Entre seus trabalhos adicionais em modelos animais, os cientistas mostraram que ratos diabéticos que receberam DME humano fluido de alta em proteínas relacionadas com PKal mas pobre em VEGF desenvolvidos aumentou o vazamento de vasos sanguíneos da retina. Este vazamento pode ser bloqueado por um agente de direcionamento da via PKal, mas não por um inibidor de VEGF. Além disso, os ratos diabéticos geneticamente modificados para faltar PKal,  mostraram muito menos vazamento dos vasos sanguíneos da retina de camundongos selvagens.

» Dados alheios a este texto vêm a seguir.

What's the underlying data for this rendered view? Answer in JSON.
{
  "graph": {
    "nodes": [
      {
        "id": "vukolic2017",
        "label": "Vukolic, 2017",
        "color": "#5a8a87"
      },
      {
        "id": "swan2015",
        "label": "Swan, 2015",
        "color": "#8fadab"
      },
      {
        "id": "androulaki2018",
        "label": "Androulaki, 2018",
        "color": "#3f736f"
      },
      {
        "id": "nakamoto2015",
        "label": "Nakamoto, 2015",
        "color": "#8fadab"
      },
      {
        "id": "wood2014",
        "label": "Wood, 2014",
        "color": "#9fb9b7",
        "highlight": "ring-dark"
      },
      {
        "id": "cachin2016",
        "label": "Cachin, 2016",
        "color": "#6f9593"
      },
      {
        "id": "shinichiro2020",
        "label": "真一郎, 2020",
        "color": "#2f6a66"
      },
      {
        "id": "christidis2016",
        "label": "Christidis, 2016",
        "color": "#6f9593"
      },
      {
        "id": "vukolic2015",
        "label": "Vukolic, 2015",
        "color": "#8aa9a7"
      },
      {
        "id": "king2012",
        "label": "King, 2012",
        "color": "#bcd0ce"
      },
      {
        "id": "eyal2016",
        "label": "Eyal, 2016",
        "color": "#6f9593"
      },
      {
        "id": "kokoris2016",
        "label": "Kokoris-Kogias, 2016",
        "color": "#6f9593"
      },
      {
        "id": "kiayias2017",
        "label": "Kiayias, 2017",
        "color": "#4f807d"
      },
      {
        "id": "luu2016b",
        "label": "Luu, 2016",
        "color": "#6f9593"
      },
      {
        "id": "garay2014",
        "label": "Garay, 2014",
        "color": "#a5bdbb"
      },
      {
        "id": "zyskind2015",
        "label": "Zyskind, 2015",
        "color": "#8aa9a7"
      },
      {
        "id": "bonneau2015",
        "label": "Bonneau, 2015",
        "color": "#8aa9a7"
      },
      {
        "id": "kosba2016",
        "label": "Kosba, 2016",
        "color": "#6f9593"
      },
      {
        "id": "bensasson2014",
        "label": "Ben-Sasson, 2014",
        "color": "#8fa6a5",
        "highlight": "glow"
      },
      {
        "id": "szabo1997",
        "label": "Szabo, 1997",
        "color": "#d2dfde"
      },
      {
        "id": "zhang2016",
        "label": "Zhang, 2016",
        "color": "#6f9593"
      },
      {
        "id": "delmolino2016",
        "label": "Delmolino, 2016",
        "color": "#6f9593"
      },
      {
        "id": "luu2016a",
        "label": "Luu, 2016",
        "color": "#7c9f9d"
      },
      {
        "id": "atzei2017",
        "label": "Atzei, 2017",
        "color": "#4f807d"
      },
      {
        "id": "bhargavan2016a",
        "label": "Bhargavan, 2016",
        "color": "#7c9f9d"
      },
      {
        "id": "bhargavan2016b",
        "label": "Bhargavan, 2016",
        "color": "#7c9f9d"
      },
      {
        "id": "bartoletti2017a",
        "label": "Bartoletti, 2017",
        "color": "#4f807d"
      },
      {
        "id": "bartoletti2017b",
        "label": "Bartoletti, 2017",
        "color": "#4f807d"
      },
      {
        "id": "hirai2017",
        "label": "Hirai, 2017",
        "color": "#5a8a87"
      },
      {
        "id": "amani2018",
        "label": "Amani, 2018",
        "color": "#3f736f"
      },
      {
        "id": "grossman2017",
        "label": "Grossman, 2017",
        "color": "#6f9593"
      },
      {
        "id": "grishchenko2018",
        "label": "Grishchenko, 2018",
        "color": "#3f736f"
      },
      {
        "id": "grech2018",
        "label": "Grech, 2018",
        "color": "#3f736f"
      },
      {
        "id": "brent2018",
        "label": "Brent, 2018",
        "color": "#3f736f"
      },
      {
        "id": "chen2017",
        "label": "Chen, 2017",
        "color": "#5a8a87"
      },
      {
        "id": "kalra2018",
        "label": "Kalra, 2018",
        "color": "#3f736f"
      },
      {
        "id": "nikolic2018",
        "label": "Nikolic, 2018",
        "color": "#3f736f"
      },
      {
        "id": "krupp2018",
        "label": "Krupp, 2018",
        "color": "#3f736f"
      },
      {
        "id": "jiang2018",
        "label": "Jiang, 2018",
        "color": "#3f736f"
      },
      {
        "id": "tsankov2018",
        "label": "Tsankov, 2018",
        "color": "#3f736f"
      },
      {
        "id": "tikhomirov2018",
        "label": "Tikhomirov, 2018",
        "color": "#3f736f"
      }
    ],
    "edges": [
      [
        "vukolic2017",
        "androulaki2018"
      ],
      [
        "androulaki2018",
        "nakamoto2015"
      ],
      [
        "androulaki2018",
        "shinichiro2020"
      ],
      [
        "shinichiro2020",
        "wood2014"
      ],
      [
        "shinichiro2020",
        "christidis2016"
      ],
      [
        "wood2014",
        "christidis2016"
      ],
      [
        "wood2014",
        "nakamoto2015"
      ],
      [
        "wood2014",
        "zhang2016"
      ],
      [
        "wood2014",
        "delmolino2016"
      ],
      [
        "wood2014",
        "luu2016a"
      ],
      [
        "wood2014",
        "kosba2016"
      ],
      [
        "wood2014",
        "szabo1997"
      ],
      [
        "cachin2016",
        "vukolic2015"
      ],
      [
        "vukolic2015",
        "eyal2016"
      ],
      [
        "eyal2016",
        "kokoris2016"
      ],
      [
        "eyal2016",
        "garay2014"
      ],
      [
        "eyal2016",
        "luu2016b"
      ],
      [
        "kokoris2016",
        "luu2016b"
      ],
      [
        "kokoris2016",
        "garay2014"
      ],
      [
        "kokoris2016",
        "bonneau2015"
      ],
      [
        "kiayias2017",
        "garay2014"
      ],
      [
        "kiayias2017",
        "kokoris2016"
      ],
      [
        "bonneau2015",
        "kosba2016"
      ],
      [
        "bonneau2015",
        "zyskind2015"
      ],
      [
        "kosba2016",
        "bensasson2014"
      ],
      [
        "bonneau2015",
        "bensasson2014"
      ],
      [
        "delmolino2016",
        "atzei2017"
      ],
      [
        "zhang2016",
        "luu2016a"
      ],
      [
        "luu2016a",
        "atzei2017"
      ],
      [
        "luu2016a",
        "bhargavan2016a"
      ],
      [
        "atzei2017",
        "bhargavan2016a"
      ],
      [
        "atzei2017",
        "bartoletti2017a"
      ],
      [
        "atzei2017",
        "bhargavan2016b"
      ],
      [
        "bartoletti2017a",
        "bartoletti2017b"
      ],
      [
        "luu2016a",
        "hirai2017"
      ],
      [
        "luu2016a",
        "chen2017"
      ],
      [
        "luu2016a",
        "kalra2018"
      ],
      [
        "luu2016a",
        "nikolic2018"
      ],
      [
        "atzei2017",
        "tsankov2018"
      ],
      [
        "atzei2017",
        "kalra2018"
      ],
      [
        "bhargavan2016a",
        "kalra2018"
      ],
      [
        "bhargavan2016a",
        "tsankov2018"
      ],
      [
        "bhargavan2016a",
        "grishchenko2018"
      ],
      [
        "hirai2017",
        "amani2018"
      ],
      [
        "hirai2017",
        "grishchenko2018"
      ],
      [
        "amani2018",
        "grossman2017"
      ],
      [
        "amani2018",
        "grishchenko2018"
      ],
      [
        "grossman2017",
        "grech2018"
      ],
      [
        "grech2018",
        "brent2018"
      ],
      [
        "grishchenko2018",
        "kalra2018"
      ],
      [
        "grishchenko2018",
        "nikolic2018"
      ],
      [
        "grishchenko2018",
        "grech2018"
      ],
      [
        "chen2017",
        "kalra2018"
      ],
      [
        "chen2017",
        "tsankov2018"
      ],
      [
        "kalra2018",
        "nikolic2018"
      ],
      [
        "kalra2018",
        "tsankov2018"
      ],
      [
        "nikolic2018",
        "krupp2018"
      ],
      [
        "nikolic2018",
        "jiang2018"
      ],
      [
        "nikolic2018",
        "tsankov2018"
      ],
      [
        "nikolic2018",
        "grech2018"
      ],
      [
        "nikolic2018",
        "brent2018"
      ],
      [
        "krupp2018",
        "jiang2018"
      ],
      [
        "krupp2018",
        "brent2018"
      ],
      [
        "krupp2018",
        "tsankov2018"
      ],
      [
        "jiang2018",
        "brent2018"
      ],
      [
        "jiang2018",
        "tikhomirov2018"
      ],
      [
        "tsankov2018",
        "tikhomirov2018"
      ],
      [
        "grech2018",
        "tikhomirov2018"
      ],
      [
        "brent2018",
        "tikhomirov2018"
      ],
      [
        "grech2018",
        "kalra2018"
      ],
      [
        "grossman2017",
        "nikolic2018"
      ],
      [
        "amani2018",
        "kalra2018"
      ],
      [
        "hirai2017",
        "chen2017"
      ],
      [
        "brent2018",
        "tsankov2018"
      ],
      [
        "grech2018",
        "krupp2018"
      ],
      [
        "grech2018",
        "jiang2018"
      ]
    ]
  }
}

“Os nossos resultados sugerem que a heterogeneidade das alterações protéicas em DME pode explicar, em parte, a diferença na resposta à terapia anti-VEGF, e que o aumento da Pkal pode ser um alvo terapêutico para a DME, que é independente das alterações na via de VEGF”, diz Feener .

Em geral, a pesquisa reforçou o caso de que a via PKal pode ser alvo de medicamentos, independentemente da via de VEGF. “Se esta via acaba por ser uma contribuição significativa para DME, que potencialmente abre uma nova oportunidade a longo prazo para desenvolver um inibidor PKal oral disponível para tratar esta doença”, acrescenta.

Ele observa que um inibidor PKal é atualmente usado para tratar pessoas com angioedema hereditário. Além disso, as pessoas com uma deficiência genética rara em Pkal e camundongos geneticamente modificados para não possuirem PKal não parecem sofrer quaisquer conseqüências indesejáveis. Estes resultados sugerem que o bloqueamento sistêmico de PKal é bem tolerado e eficaz no tratamento de vasos sanguíneos com fugas causadas por outra doença.

Embora seja muito cedo no desenvolvimento de tais tratamentos, “agentes orais que podem ser utilizadas para tratar DME seria um grande avanço”, diz Feener. “Nós poderíamos reduzir a dependência de injeções intravítreas e talvez considerar tratar pacientes no início da progressão da doença.”

A pesquisa foi apoiada por JDRF, o Fundo de Investigação Massachusetts Lions Eye, e os Institutos Nacionais de Saúde. O autor principal foi Takeshi Kita. Do Joslin Lloyd Paul Aiello, Allen Clermont, Nivetha Murugesan, e Qunfang Zhou foram co-autores, juntamente com Kimihiko Fujisawa e Tatsuro Ishibashi, da Universidade de Kyushu.